This might bring a whole new audience to Strangers On The Shore and (another) one that will be bitterly disappointed.
I went into t’ Smoke yesterday for a meeting on AQR ambassadorial business and had a spare half hour afterwards before my schlepp back to Jericho (in Oxford, not the West Bank). So I popped into the National Portrait Gallery. I’d last been when I lived in London village in the 90s and was really impressed with the overhaul it’s had (no doubt several years old by now).
Enjoyed David Beckham sleeping on video. However, I saw Tilda Swinton doing the same thing in person inside a case at the Serpentine in the mid-90s and I can attest that there’s nothing like the live experience of watching a celeb sleeping.
The John Swannell room was a giggle, with a marvellously cheesey 80s photo of George Michael and the very funny portrait of museums curator Sir Roy Strong looking like a cross between an extra from Shakespeare In Love and Captain Birdseye:

It was shortly after this that I spotted – or at least think I spotted – Britney Spears with someone else who looked very familiar but I couldn’t place.
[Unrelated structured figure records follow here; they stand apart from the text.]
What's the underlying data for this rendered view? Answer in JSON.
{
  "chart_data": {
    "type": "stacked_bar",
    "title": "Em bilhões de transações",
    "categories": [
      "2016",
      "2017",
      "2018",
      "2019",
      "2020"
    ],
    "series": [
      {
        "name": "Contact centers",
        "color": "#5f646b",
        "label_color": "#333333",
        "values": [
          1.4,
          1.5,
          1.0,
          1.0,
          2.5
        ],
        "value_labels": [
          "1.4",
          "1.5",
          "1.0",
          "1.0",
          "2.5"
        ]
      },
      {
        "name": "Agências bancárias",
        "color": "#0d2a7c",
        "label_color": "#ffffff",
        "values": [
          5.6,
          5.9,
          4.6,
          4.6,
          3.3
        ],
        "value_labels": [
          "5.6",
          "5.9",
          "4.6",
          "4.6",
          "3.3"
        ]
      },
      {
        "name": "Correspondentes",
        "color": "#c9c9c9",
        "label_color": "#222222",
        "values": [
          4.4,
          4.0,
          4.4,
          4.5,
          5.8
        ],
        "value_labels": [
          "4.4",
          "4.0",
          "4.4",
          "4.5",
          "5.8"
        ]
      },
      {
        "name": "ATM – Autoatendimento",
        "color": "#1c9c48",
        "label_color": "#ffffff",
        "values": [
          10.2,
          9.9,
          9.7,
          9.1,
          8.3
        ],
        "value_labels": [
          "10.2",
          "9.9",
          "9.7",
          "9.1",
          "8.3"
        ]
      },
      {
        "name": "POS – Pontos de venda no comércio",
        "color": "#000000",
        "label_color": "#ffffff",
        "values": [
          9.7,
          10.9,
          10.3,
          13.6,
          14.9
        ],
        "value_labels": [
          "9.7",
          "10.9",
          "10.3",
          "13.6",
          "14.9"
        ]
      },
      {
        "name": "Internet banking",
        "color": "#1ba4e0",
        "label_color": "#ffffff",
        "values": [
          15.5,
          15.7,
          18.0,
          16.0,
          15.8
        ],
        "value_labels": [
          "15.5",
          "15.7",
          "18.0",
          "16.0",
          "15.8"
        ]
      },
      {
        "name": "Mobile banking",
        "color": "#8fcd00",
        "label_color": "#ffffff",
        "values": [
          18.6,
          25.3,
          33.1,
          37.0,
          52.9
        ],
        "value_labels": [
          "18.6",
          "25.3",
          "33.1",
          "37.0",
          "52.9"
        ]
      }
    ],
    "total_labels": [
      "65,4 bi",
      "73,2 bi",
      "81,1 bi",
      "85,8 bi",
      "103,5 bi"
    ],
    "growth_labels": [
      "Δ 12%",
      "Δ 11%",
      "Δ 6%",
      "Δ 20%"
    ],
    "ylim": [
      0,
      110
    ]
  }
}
Writing this now I’ve just realised it was quite possibly Karen O from the Yeah Yeah Yeahs (of whom I’m a fan).

Of course I could be completely wrong. But while wolfing down a sandwich in Pret afterwards, my curiosity got the better of me. I thought it would be an easy thing just to Google Britney Spears on the iPhone and see if she was indeed in London that day. Yes I know, it’s borderline weird celeb stalking behaviour and it is beneath me; but anyway, I did it.
But no dice. I’d imagined that your modern global celebrity is pretty much papped 24/7 and her movements would be effectively electronically tagged by the cyberworld, like a recidivist burglar. Perhaps I wasn’t looking in the right places, but I was really surprised how little her movements seemed to be known by the stalkerati. And I gave up, unable to establish the whereabouts of the troubled pop diva. I’ll have to wait for her (I’m sure rigorously detailed) autobiography.
Back to the art though. The highlight for me (and I only had time to whizz around the contemporary stuff on this visit) were the self-portraits by the Bradford-born artist Tony Bevan. There’s a link to his website here: Tony Bevan at the National Portrait Gallery

As ever, it looks much better in real life. I liked the tension between the gritty, bodily rawness here and a more cerebral design sensibility, making art out of the real. It’s as if he’s playing out the conversation between figurative and abstract painting on his own face; and playing out for that matter the body/mind dichotomy there. It’s really quite striking and reminds me of some of the (recently croaked) Lucian Freud’s better stuff.